A slightly unsung player kicks off our latest look at Ottawa's future.

Even though not much happened this offseason, we felt it was time again to look at the players Ottawa had in their pipeline. There weren't many changes at the top of our rankings, but there's still been some significant upheaval compared with our Winter 2013 list, which just goes to illustrate how competitive the NHL really is. A young player might be the apple of our eyes one season only to get leapfrogged by some new hotness just a few months later.

And no, don't worry--there's no Nikita Filatov prank article coming this time around. That joke only works once. Filatov didn't receive any votes among our staff last time around, and we didn't even bother to include him on the voting list for this round. Now... on with the show!

Dave Dziurzynski

#59 / Left Wing / Ottawa Senators



October 6th, 1989

Dave Dziurzynski starts off our list based primarily on a pretty eventful little stretch of 12 games with the Senators this year in between a reasonably pleasing showing (20 P - 4G, 16A, 110 PIM in 54 games) with the Binghamton Senators.

Of course, Senators fans remember how his stint with the big club ended--getting knocked out by professional heavyweight Frazer McLaren--but they may not remember how it started: In just his third NHL game, Dziurzynski scored his first NHL goal. Playing on a line with Z, Smith and Chris Neil, it's fair to say that offense was not what Senators fans were expecting from the youngster, and to get it so quickly was a pleasant surprise. More importantly, it was a meaningful goal, padding a one-goal lead with less than three minutes remaining in the game. Dziurzynski showed a willingness to shoot the puck and go to the net in addition to playing a physical game, which meant that head coach Paul MacLean had incentive to keep playing him.

Just three games later, Dziurzynski would score again, this time beating Montreal Canadiens goalie Carey Price. That goal was not nearly as pretty, as it should have been a routine save for an NHL goaltender, but whatever the reason, it went in, and there's no stat for how or why goals are scored. Nevertheless, Dziurzynski's scoring pace, extrapolated over an 82-game season, would have put him around 14 goals. That's not bad at all for a third line player.

And that may be where his ceiling tops out at. He's certainly not a fleet-footed skater or gifted goal-scorer, or dazzling offensive wizard. He's simply a big guy who does his job and who isn't afraid to get physical. Let's face it--there's nothing wrong with that. Teams will always need those players.

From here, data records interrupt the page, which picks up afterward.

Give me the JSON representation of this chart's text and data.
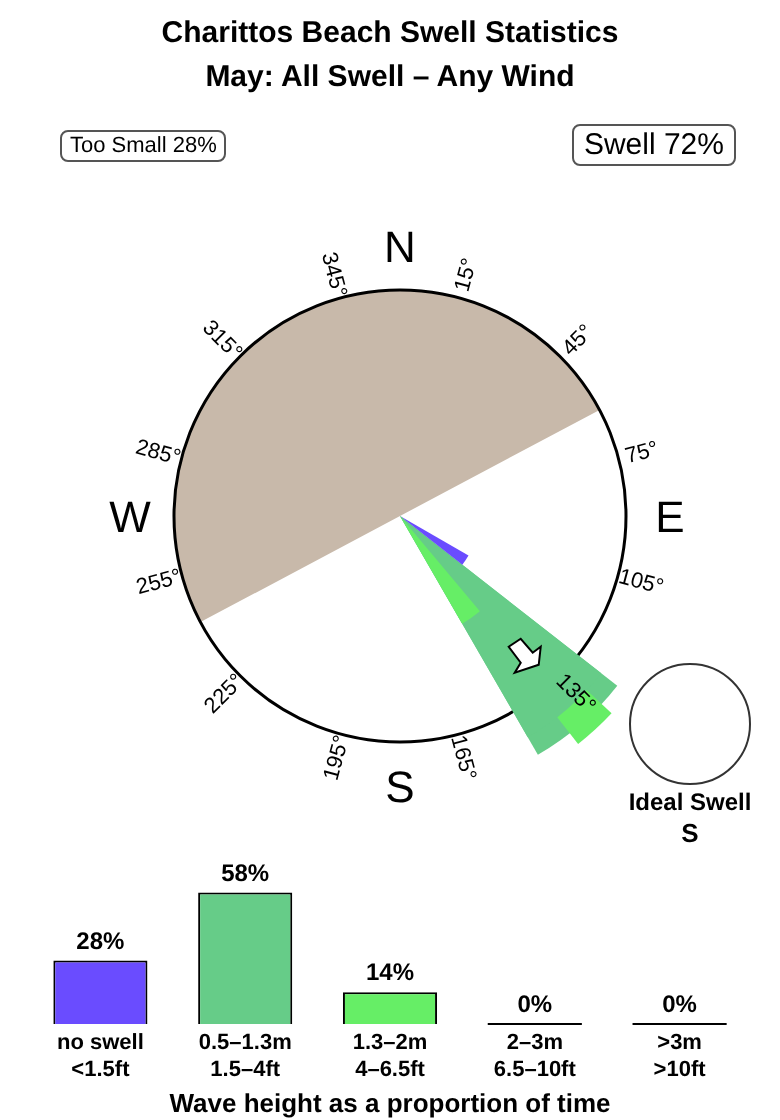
{
  "chart_data": [
    {
      "type": "other",
      "title": "Charittos Beach Swell Statistics",
      "subtitle": "May: All Swell – Any Wind",
      "annotations": [
        "Too Small 28%",
        "Swell 72%",
        "N",
        "E",
        "S",
        "W",
        "15°",
        "45°",
        "75°",
        "105°",
        "135°",
        "165°",
        "195°",
        "225°",
        "255°",
        "285°",
        "315°",
        "345°",
        "Ideal Swell",
        "S"
      ]
    },
    {
      "type": "bar",
      "categories": [
        "no swell\n<1.5ft",
        "0.5–1.3m\n1.5–4ft",
        "1.3–2m\n4–6.5ft",
        "2–3m\n6.5–10ft",
        ">3m\n>10ft"
      ],
      "values": [
        28,
        58,
        14,
        0,
        0
      ],
      "colors": [
        "#6a4cff",
        "#66cc88",
        "#66ee66",
        "#ffffff",
        "#ffffff"
      ],
      "value_labels": [
        "28%",
        "58%",
        "14%",
        "0%",
        "0%"
      ],
      "xlabel": "Wave height as a proportion of time",
      "grid": false,
      "legend": false
    }
  ]
}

From a statistical standpoint, Dziurzynski's time in Binghamton appears to show a player who is growing more comfortable in his role. His point production has increased (it dipped slightly this year, likely due to his NHL interlude) as has his penalty minutes.

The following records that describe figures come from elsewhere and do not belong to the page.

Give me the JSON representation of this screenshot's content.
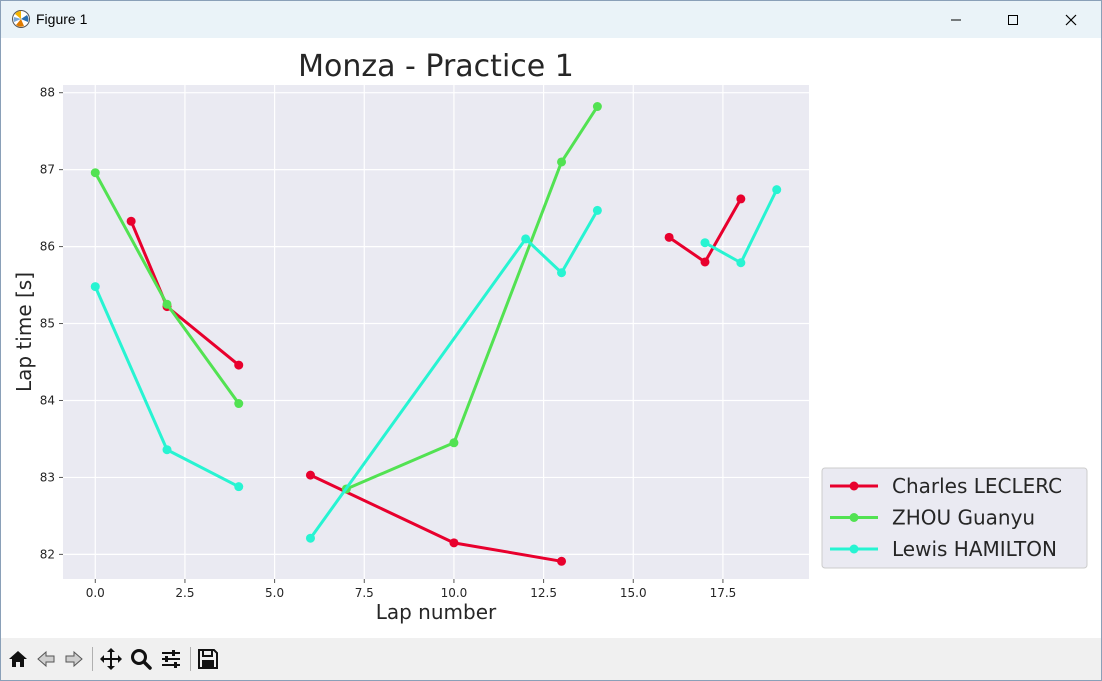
{
  "window": {
    "title": "Figure 1",
    "controls": {
      "minimize": "minimize-icon",
      "maximize": "maximize-icon",
      "close": "close-icon"
    }
  },
  "toolbar": {
    "tools": [
      "home-icon",
      "back-arrow-icon",
      "forward-arrow-icon",
      "pan-icon",
      "zoom-icon",
      "configure-subplots-icon",
      "save-icon"
    ]
  },
  "chart_data": {
    "type": "line",
    "title": "Monza - Practice 1",
    "xlabel": "Lap number",
    "ylabel": "Lap time [s]",
    "xlim": [
      -0.9,
      19.9
    ],
    "ylim": [
      81.68,
      88.1
    ],
    "xticks": [
      "0.0",
      "2.5",
      "5.0",
      "7.5",
      "10.0",
      "12.5",
      "15.0",
      "17.5"
    ],
    "yticks": [
      "82",
      "83",
      "84",
      "85",
      "86",
      "87",
      "88"
    ],
    "grid": true,
    "legend_position": "lower-right-outside",
    "series": [
      {
        "name": "Charles LECLERC",
        "color": "#e8002d",
        "segments": [
          [
            [
              1,
              86.33
            ],
            [
              2,
              85.22
            ],
            [
              4,
              84.46
            ]
          ],
          [
            [
              6,
              83.03
            ],
            [
              10,
              82.15
            ],
            [
              13,
              81.91
            ]
          ],
          [
            [
              16,
              86.12
            ],
            [
              17,
              85.8
            ],
            [
              18,
              86.62
            ]
          ]
        ]
      },
      {
        "name": "ZHOU Guanyu",
        "color": "#52e252",
        "segments": [
          [
            [
              0,
              86.96
            ],
            [
              2,
              85.25
            ],
            [
              4,
              83.96
            ]
          ],
          [
            [
              7,
              82.85
            ],
            [
              10,
              83.45
            ],
            [
              13,
              87.1
            ],
            [
              14,
              87.82
            ]
          ]
        ]
      },
      {
        "name": "Lewis HAMILTON",
        "color": "#27f4d2",
        "segments": [
          [
            [
              0,
              85.48
            ],
            [
              2,
              83.36
            ],
            [
              4,
              82.88
            ]
          ],
          [
            [
              6,
              82.21
            ],
            [
              12,
              86.1
            ],
            [
              13,
              85.66
            ],
            [
              14,
              86.47
            ]
          ],
          [
            [
              17,
              86.05
            ],
            [
              18,
              85.79
            ],
            [
              19,
              86.74
            ]
          ]
        ]
      }
    ]
  }
}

The Senators organization has treated Dziurzynski with class, letting him play two more games after recovering from his concussion before returning him to the NHL, and signing him to a one-year, two-way deal that will pay him $75/640K, which represents a raise of almost $20K from his last AHL deal. It's clear the organization values his ability to be a role player, but aren't yet willing to commit to a long-term investment without him showing more.

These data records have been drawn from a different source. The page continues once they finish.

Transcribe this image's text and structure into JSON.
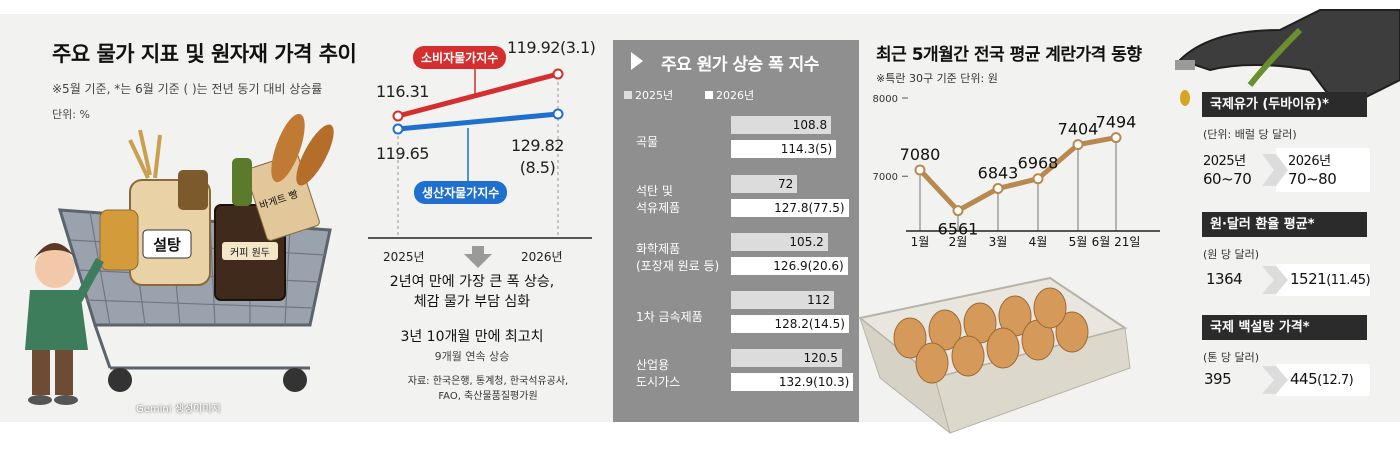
{
  "panel1": {
    "title": "주요 물가 지표 및 원자재 가격 추이",
    "note": "※5월 기준, *는 6월 기준 ( )는 전년 동기 대비 상승률",
    "unit": "단위: %",
    "illustration_text": {
      "sugar_label": "설탕",
      "coffee_label": "커피 원두",
      "baguette_label": "바게트 빵",
      "credit": "Gemini 생성이미지"
    },
    "cpi_label": "소비자물가지수",
    "ppi_label": "생산자물가지수",
    "cpi_2025": "116.31",
    "cpi_2026": "119.92(3.1)",
    "ppi_2025": "119.65",
    "ppi_2026_value": "129.82",
    "ppi_2026_rate": "(8.5)",
    "year_a": "2025년",
    "year_b": "2026년",
    "summary_line1": "2년여 만에 가장 큰 폭 상승,",
    "summary_line2": "체감 물가 부담 심화",
    "summary2": "3년 10개월 만에 최고치",
    "summary3": "9개월 연속 상승",
    "source_line1": "자료: 한국은행, 통계청, 한국석유공사,",
    "source_line2": "FAO, 축산물품질평가원"
  },
  "panel2": {
    "title": "주요 원가 상승 폭 지수",
    "legend_a": "2025년",
    "legend_b": "2026년",
    "categories": [
      {
        "label_1": "곡물",
        "label_2": "",
        "v2025": "108.8",
        "v2026": "114.3(5)"
      },
      {
        "label_1": "석탄 및",
        "label_2": "석유제품",
        "v2025": "72",
        "v2026": "127.8(77.5)"
      },
      {
        "label_1": "화학제품",
        "label_2": "(포장재 원료 등)",
        "v2025": "105.2",
        "v2026": "126.9(20.6)"
      },
      {
        "label_1": "1차 금속제품",
        "label_2": "",
        "v2025": "112",
        "v2026": "128.2(14.5)"
      },
      {
        "label_1": "산업용",
        "label_2": "도시가스",
        "v2025": "120.5",
        "v2026": "132.9(10.3)"
      }
    ]
  },
  "panel3": {
    "title": "최근 5개월간 전국 평균 계란가격 동향",
    "note": "※특란 30구 기준    단위: 원",
    "tick_8000": "8000",
    "tick_7000": "7000",
    "labels": [
      "7080",
      "6561",
      "6843",
      "6968",
      "7404",
      "7494"
    ]
  },
  "panel4": {
    "oil_title": "국제유가 (두바이유)*",
    "oil_unit": "(단위: 배럴 당 달러)",
    "oil_year_a": "2025년",
    "oil_year_b": "2026년",
    "oil_a": "60~70",
    "oil_b": "70~80",
    "fx_title": "원·달러 환율 평균*",
    "fx_unit": "(원 당 달러)",
    "fx_a": "1364",
    "fx_b_value": "1521",
    "fx_b_rate": "(11.45)",
    "sugar_title": "국제 백설탕 가격*",
    "sugar_unit": "(톤 당 달러)",
    "sugar_a": "395",
    "sugar_b_value": "445",
    "sugar_b_rate": "(12.7)"
  },
  "colors": {
    "cpi": "#d42e2e",
    "ppi": "#1f6fcf",
    "egg_line": "#b8894f",
    "panel_gray": "#8f8f8f",
    "box_dark": "#2b2b2b"
  },
  "chart_data": [
    {
      "type": "line",
      "categories": [
        "2025년",
        "2026년"
      ],
      "series": [
        {
          "name": "소비자물가지수",
          "values": [
            116.31,
            119.92
          ]
        },
        {
          "name": "생산자물가지수",
          "values": [
            119.65,
            129.82
          ]
        }
      ],
      "annotations": [
        "119.92(3.1)",
        "129.82(8.5)"
      ]
    },
    {
      "type": "bar",
      "title": "주요 원가 상승 폭 지수",
      "categories": [
        "곡물",
        "석탄 및 석유제품",
        "화학제품 (포장재 원료 등)",
        "1차 금속제품",
        "산업용 도시가스"
      ],
      "series": [
        {
          "name": "2025년",
          "values": [
            108.8,
            72,
            105.2,
            112,
            120.5
          ]
        },
        {
          "name": "2026년",
          "values": [
            114.3,
            127.8,
            126.9,
            128.2,
            132.9
          ]
        }
      ],
      "change_pct": [
        5,
        77.5,
        20.6,
        14.5,
        10.3
      ]
    },
    {
      "type": "line",
      "title": "최근 5개월간 전국 평균 계란가격 동향",
      "categories": [
        "1월",
        "2월",
        "3월",
        "4월",
        "5월",
        "6월 21일"
      ],
      "values": [
        7080,
        6561,
        6843,
        6968,
        7404,
        7494
      ],
      "ylim": [
        6300,
        8000
      ],
      "yticks": [
        7000,
        8000
      ],
      "ylabel": "원"
    }
  ]
}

That means this is a crucial year for Dziurzynski within the organization. Best case is that he shows himself capable of playing in the NHL full time and earns a one-way deal, and worst case is that he doesn't do anything to separate himself from a crowded group of young forwards fighting for limited roster spots and does not receive a new contract offer.

Either way, Dziurzynski makes our list for the flash of potential he showed this past season. Whether he builds on it this year remains to be seen.